Published online by Cambridge University Press: 22 September 2009
In language, as in nature in general, everything moves, everything is alive and changing.
Baudouin de Courtenay (1897/1972)Relating sound patterns to sound change
The field of modern linguistics is conventionally divided into distinct subfields, defined by the questions they address and analytical methods they use to answer these questions. Establishing a clear separation between the components of a synchronic description has proved particularly useful in investigating the distinctive properties of sound systems (phonology), words (morphology), and phrases (syntax). Yet the strict segregation of synchronic and historical description has a rather different character, as it is very often the case that these subfields overlap in their coverage. The post-Saussurean tradition has tended to dismiss historical explanations as entirely irrelevant to the task of synchronic description, on the grounds that the speaker of a language cannot be expected to know the history of that language and “a segment does not know where it came from” (Lass 1984: 178).

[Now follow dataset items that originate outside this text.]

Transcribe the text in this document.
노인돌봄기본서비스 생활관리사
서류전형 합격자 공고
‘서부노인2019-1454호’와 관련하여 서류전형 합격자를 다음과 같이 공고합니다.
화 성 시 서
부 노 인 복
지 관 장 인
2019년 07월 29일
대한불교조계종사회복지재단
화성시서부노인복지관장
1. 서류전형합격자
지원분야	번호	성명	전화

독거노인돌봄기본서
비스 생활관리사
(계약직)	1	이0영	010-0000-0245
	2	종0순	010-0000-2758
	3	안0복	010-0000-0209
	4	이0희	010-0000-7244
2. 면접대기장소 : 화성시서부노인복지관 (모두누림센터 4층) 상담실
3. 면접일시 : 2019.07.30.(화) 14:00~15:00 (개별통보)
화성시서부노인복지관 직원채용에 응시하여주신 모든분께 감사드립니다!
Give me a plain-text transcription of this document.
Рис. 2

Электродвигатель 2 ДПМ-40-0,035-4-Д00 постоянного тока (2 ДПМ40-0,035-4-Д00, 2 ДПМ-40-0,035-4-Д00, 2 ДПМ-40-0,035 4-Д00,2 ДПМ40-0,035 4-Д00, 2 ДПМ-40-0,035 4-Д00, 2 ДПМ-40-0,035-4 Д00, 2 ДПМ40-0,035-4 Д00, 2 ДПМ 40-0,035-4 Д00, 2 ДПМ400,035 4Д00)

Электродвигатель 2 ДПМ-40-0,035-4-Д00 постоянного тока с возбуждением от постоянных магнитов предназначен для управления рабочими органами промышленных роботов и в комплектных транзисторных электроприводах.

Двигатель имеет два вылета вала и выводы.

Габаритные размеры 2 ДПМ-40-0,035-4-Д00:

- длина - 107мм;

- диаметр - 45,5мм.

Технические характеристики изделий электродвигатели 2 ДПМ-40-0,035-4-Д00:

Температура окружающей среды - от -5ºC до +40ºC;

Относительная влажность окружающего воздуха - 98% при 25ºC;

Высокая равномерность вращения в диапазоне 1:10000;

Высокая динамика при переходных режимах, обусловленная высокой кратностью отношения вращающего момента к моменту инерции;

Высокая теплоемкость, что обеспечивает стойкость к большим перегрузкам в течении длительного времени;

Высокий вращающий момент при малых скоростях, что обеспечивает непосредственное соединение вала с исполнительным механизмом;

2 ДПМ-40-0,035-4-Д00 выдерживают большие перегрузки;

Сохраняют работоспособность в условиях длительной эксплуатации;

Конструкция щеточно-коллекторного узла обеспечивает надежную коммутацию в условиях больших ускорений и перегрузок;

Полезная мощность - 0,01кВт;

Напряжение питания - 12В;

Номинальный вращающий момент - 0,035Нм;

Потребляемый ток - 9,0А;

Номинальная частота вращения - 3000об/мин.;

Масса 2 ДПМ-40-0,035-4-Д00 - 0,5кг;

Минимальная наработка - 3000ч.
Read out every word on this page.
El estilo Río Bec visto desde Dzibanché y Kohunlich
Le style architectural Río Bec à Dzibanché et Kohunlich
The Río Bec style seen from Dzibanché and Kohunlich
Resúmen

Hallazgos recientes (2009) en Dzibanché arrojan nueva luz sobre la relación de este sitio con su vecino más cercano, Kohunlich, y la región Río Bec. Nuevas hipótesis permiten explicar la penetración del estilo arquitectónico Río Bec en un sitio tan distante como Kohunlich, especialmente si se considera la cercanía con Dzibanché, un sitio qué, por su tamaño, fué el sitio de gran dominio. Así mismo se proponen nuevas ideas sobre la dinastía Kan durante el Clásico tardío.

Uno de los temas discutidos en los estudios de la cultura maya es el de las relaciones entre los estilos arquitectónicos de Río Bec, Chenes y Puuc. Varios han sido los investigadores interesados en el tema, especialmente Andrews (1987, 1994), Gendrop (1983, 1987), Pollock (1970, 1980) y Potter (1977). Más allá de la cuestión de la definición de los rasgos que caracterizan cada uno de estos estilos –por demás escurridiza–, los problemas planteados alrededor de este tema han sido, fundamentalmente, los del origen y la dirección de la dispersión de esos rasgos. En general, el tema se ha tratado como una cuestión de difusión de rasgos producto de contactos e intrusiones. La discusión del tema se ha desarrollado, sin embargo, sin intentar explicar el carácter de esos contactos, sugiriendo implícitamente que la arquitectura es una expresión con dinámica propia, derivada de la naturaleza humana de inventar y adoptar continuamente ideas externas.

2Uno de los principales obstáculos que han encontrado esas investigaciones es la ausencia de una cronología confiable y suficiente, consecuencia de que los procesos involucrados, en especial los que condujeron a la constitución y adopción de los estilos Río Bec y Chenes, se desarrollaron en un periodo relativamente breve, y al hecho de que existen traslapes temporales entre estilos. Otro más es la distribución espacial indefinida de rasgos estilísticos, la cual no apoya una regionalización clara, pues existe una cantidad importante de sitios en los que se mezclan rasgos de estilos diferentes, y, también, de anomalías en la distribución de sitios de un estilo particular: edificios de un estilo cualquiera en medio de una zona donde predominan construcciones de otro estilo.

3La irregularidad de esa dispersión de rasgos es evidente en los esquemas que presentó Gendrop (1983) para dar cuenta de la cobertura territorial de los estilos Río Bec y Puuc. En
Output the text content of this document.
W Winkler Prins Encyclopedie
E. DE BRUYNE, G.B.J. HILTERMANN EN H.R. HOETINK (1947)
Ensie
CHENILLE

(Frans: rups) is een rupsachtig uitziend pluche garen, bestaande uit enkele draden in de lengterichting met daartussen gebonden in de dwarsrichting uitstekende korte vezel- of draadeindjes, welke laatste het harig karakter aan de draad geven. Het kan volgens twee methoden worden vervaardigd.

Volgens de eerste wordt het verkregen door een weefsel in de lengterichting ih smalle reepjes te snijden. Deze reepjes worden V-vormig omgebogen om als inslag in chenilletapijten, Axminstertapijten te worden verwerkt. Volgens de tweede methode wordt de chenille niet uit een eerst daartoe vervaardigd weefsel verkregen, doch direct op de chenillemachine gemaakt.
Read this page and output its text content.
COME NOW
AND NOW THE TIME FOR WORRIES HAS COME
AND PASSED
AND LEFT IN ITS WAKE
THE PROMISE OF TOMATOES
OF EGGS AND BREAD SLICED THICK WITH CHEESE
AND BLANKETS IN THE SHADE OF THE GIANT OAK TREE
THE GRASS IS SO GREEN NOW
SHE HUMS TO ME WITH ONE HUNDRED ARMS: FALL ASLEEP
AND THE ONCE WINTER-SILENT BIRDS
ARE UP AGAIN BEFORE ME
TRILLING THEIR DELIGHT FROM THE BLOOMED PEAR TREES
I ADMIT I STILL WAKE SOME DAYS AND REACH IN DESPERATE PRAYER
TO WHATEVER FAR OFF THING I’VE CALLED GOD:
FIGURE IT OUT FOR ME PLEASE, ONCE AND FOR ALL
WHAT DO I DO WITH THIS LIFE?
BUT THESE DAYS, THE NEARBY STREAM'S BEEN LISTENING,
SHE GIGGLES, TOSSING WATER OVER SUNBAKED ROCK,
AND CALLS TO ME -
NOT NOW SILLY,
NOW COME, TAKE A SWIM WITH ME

This essentially ahistorical perspective leads to considerable redundancy, as numerous commentators have observed, since many patterns with a well-understood historical basis or origin must be reencoded in synchronic accounts. The fact that such patterns typically lack system-internal motivation within the synchronic grammar has likewise expanded the inventory of “universals” that must be attributed to a linguistic system because they cannot in any way be deduced or inferred from other properties.